Gill's Exposition of the Entire Bible
Then Abram removed his tent,.... From the mountain between Bethel and Hai, Genesis 13:3,
and came and dwelt in the plain of Mamre, or "in the oaks of Mamre" (e); in a grove of oaks there, as being shady and pleasant to dwell among or under, and not through any superstitious regard to such trees and places where they grew; which has obtained since among the Heathens, and particularly among the Druids, who have their name from thence. Indeed such superstitions might take their rise from hence, being improved and abused to such purposes; and both Jerom (f) and Sozomen (g) speak of the oak of Abram being there in the times of Constantine, and greatly resorted to, and had in great veneration; and they and others make mention of a turpentine tree, which it is pretended sprung from a walking stick of one of the angels that appeared to Abram at this place, greatly regarded in a superstitious way by all sorts of persons: this plain or grove of oaks, here spoken of, was called after a man whose name was Mamre, an Amorite, a friend and confederate of Abram:
which is in Hebron; or near it, an ancient city built seven years before Zoan or Tanis in Egypt, Numbers 13:22; it was first called Kirjath Arbab, but, in the times of Moses, Hebron, Genesis 23:2. The place they call the Turpentine, from the tree that grows there, according to Sozomen (h), was fifteen furlongs distant from Hebron to the south; but Josephus (i) says it was but six furlongs, or three quarters of a mile; who speaking of Hebron says,"the inhabitants of it say, that it is not only more ancient than the cities of that country, but than Memphis in Egypt, and is reckoned to be of 2300 years standing: they report, that it was the habitation of Abram, the ancestor of the Jews, after he came out of Mesopotamia, and that from hence his children descended into Egypt, whose monuments are now shown in this little city, made of beautiful marble, and elegantly wrought; and there is shown, six furlongs from it, a large turpentine tree, which they say remained from the creation to that time.''A certain traveller (j) tells us, that the valley of Mamre was about half a mile from old Hebron; from Bethel, whence Abram removed to Mamre, according to Sir Walter Raleigh (k), was about twenty four miles; but Bunting (l) makes it thirty two:
and built there an altar unto the Lord; and gave thanks for the prevention of strife between Lot and him, and for the renewal of the grant of the land of Canaan to him and his seed; and performed all acts of religious worship, which the building of an altar is expressive of.

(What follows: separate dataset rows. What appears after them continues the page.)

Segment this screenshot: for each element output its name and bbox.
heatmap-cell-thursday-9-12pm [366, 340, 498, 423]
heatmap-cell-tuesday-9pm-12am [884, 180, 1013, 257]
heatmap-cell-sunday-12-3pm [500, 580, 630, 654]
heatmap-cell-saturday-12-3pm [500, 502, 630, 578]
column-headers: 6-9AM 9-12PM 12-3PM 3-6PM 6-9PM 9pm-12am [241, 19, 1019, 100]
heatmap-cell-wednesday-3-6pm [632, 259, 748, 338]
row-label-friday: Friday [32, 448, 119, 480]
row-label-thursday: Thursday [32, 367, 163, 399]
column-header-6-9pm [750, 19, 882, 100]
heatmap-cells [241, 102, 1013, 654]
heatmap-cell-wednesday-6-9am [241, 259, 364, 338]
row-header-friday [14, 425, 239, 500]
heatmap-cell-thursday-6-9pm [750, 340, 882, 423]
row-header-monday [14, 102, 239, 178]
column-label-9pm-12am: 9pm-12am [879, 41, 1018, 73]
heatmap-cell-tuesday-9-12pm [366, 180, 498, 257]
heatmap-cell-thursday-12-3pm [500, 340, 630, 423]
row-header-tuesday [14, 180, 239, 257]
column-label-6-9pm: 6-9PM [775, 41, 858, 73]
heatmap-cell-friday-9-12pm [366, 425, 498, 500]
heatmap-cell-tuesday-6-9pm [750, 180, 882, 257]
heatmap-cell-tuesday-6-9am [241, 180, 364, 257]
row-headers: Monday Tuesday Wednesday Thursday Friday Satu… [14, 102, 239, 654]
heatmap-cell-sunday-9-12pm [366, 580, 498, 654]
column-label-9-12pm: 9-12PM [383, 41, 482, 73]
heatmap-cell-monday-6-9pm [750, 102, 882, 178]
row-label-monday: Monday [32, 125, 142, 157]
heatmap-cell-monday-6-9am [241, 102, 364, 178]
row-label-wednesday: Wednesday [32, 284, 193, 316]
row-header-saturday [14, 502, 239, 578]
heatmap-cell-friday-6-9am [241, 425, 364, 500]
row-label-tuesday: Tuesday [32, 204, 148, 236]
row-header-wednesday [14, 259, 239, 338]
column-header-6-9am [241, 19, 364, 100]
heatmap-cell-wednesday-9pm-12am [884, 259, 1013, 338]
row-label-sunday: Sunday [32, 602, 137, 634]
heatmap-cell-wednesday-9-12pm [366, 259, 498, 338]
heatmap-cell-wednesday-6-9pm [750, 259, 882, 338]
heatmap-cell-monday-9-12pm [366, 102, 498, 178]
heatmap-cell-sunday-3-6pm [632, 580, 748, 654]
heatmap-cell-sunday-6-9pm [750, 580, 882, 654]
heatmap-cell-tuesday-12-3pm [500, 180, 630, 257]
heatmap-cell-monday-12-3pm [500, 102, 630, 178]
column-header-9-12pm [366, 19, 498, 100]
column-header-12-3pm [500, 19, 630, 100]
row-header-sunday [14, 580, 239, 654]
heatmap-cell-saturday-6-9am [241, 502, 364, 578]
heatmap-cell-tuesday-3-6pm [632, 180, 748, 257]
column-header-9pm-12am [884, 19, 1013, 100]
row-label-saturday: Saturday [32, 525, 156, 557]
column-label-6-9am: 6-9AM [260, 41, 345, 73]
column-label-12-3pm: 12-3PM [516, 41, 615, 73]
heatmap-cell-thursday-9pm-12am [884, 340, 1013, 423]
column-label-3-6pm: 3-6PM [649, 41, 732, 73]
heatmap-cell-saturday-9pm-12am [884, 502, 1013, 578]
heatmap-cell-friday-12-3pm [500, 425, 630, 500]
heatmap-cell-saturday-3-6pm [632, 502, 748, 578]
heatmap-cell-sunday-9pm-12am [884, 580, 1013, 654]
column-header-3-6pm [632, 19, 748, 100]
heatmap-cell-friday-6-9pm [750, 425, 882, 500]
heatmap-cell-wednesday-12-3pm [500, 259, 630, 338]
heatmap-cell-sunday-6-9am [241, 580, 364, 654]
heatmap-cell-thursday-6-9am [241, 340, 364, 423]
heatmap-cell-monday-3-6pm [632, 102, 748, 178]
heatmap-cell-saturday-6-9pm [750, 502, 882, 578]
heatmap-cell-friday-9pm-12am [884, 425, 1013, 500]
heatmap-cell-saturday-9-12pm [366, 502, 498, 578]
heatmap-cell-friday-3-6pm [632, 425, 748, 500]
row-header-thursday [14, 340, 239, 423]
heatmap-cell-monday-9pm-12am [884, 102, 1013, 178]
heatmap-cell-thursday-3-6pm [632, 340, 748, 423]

(e) "juxta quercetum Mamre", Tigurine version, Pagninus, Montanus; so Ainsworth. (f) De loc. Heb. fol. 87. E. tom. 3.((g) Eccles. Hist. l. 2. c. 4. p. 447. (h) lbid. (i) De Bello Jud. l. 5. c. 9. sect. 7. (j) Baumgarten. Peregrinatio, l. 2. c. 4. p. 79. (k) History of the World, par. 1. B. 2. sect. 3. p. 132. (l) Travels, p. 57.
Jamieson-Fausset-Brown Bible Commentary
18. the plain of Mamre … built … an altar—the renewal of the promise was acknowledged by Abram by a fresh tribute of devout gratitude.